RE: Does it make sense to speak of "Universal Consciousness" or "Univer...
May 19, 2014 at 12:26 pm
(May 19, 2014 at 12:10 pm)ChadWooters Wrote:If you wish to describe how the various elements and even chemicals interact within the human body (or, more specifically, the brain... although, some people will claim any neuron can process conscious information and we sort of have those all over), then yes, QM is important.(May 19, 2014 at 11:59 am)MindForgedManacle Wrote: Anyone claiming that quantum mechanics solves the problem of consciousness is full of it. The initial, obvious problem is that quantum mechanics is already strange enough, to the point that the ACTUAL physicists involved don't even have a consensus of what quantum mechanics means. Worse, we don't understand consciousness either, so essentially they're appealing to a mystery to solve another mystery.
I don't think anyone says the problems are all solved. You do at least accept that looking for links between QM and conscious experience is one of the most promising directions for making progress in this area, yes?
If you wish to claim that these chemical interactions (and do note that a nervous impulse is composed of ions moving) describe consciousness, then that's a rather large leap, no?

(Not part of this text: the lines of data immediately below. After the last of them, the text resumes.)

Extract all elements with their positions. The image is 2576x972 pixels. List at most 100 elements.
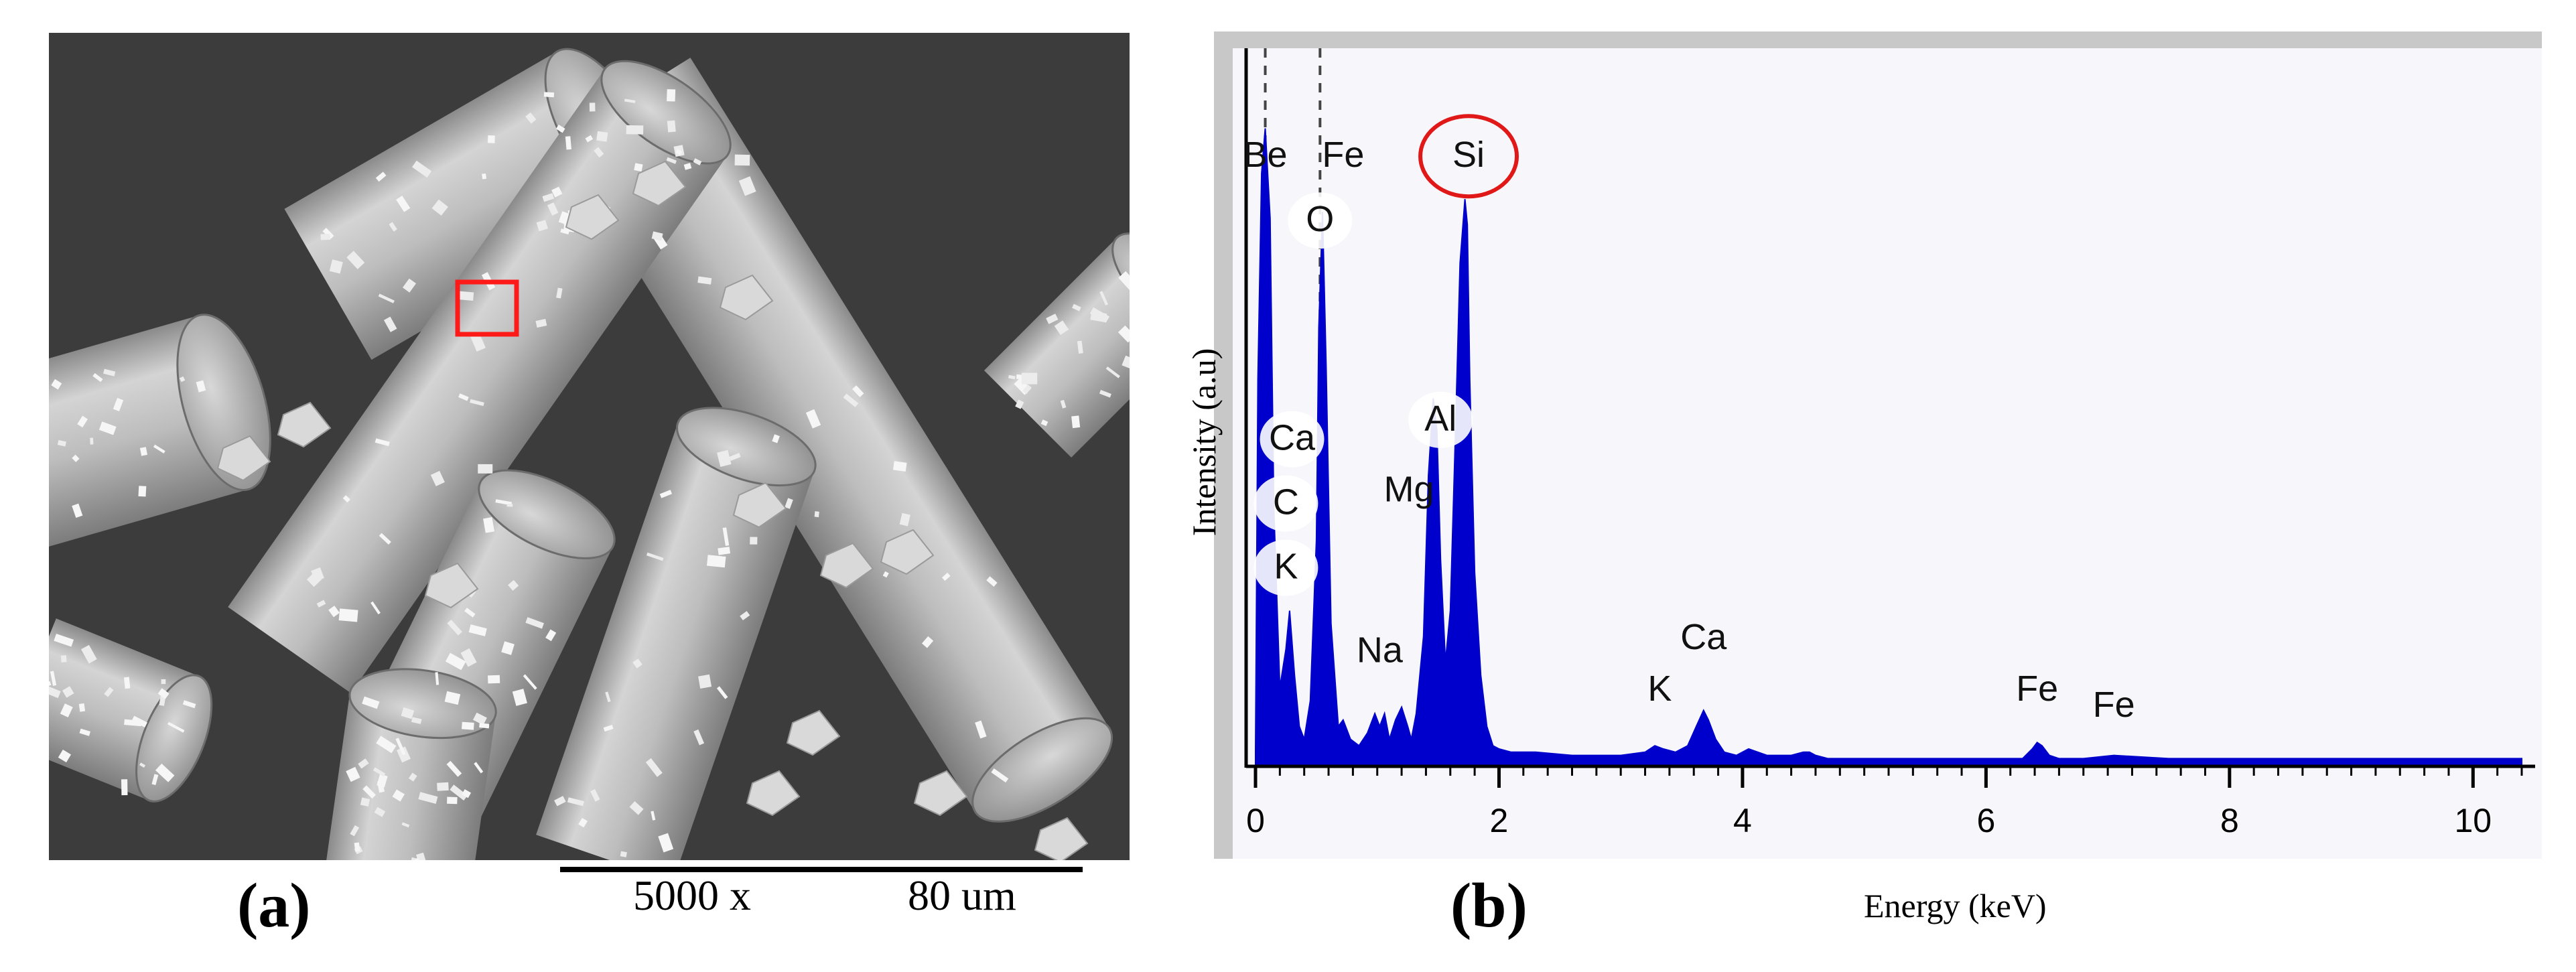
debris-flake <box>468 624 487 636</box>
label-bubble <box>1253 539 1318 596</box>
debris-flake <box>645 758 663 777</box>
debris-flake <box>986 576 998 587</box>
debris-flake <box>646 552 664 561</box>
debris-flake <box>316 600 326 608</box>
debris-flake <box>1072 303 1081 311</box>
debris-flake <box>634 163 643 172</box>
x-tick-label: 2 <box>1490 802 1509 839</box>
debris-flake <box>495 499 513 506</box>
panel-a-label: (a) <box>237 871 311 941</box>
debris-chunk <box>565 194 620 240</box>
debris-flake <box>508 579 519 591</box>
debris-flake <box>457 291 474 301</box>
debris-flake <box>1105 366 1120 378</box>
debris-flake <box>401 822 410 828</box>
debris-flake <box>49 686 61 699</box>
debris-flake <box>535 318 547 328</box>
debris-flake <box>470 333 486 352</box>
debris-flake <box>458 393 469 401</box>
debris-flake <box>60 703 73 717</box>
debris-chunk <box>424 562 479 609</box>
debris-flake <box>501 641 515 655</box>
debris-flake <box>525 112 537 124</box>
debris-chunk <box>216 435 271 482</box>
debris-flake <box>1060 399 1067 409</box>
debris-flake <box>1077 340 1083 354</box>
debris-flake <box>565 136 572 150</box>
debris-flake <box>431 199 448 216</box>
debris-flake <box>342 495 350 503</box>
debris-flake <box>1117 325 1130 343</box>
debris-flake <box>651 231 663 241</box>
fiber-rods <box>49 48 1130 860</box>
debris-flake <box>396 196 411 212</box>
debris-flake <box>167 721 185 733</box>
debris-flake <box>113 397 124 411</box>
debris-flake <box>392 789 405 802</box>
debris-flake <box>921 636 934 648</box>
debris-flake <box>729 453 741 461</box>
debris-chunk <box>732 482 787 529</box>
surface-debris <box>49 89 1130 860</box>
debris-flake <box>49 681 52 687</box>
debris-flake <box>852 385 864 398</box>
debris-flake <box>447 619 462 636</box>
debris-chunk <box>632 160 687 207</box>
debris-flake <box>470 399 484 407</box>
debris-flake <box>374 807 386 817</box>
debris-flake <box>512 689 527 706</box>
peak-label: Fe <box>1322 135 1364 175</box>
debris-flake <box>605 691 611 703</box>
debris-flake <box>54 633 74 647</box>
debris-flake <box>632 658 642 669</box>
debris-flake <box>525 617 544 629</box>
debris-flake <box>651 811 656 821</box>
debris-flake <box>79 728 91 736</box>
debris-flake <box>750 537 758 545</box>
debris-flake <box>1099 389 1111 398</box>
debris-flake <box>62 686 74 698</box>
debris-flake <box>1040 419 1048 427</box>
debris-flake <box>843 393 859 407</box>
peak-label: K <box>1647 669 1672 709</box>
debris-flake <box>785 498 793 509</box>
scale-bar <box>560 867 1083 872</box>
debris-flake <box>941 572 951 581</box>
debris-flake <box>51 378 62 390</box>
highlight-circle <box>1418 114 1519 199</box>
debris-flake <box>139 762 146 768</box>
debris-flake <box>121 779 128 796</box>
debris-flake <box>1021 372 1038 385</box>
x-tick-label: 0 <box>1246 802 1265 839</box>
debris-flake <box>411 717 422 724</box>
debris-flake <box>338 608 358 622</box>
debris-flake <box>362 696 380 709</box>
debris-flake <box>450 784 468 801</box>
peak-label: Fe <box>2093 685 2135 725</box>
peak-label: Be <box>1243 135 1288 175</box>
debris-flake <box>1046 314 1059 324</box>
debris-flake <box>991 768 1009 783</box>
debris-flake <box>603 725 614 732</box>
debris-flake <box>444 691 461 705</box>
debris-flake <box>487 675 500 684</box>
debris-flake <box>474 762 484 774</box>
debris-flake <box>1016 374 1023 380</box>
scale-length-label: 80 um <box>908 872 1016 919</box>
debris-flake <box>1054 320 1069 336</box>
debris-flake <box>683 163 692 170</box>
debris-flake <box>506 504 513 507</box>
debris-chunk <box>1034 817 1089 860</box>
peak-label: O <box>1306 199 1334 239</box>
debris-chunk <box>277 401 332 448</box>
debris-flake <box>1118 271 1130 291</box>
x-tick-label: 10 <box>2454 802 2492 839</box>
label-bubble <box>1260 411 1325 468</box>
debris-flake <box>138 486 147 497</box>
debris-flake <box>161 679 166 685</box>
peak-label: Fe <box>2016 669 2058 709</box>
debris-flake <box>320 233 331 240</box>
debris-flake <box>389 222 397 232</box>
debris-flake <box>626 125 644 135</box>
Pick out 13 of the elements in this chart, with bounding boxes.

I mean, yes, ultimately, everything tuns through those QM interactions (even my typing on this keyboard as electrons repulse each other so that the matter in my fingers doesn't dissolve into the plastic of the keys), but as a whole, they become intractable and some simplified models are required.
Consciousness as awareness or ability to understand concepts is probably easiest to describe through such macroscopic models. Hence the usual approach which is to assume it's some emergent property of the collective neuron behavior in brains.
Yes, simple chemicals can disable many of these neurons, while allowing a few critical ones to remain active, which is what we'd think of knocked-out, or unconscious. And they must surely act at some QM level... on a lot of neurons at once... leading to the collective behavior of unconsciousness.
Now, doesn't that sound a lot more reasonable than having decision making processes within a single neuron?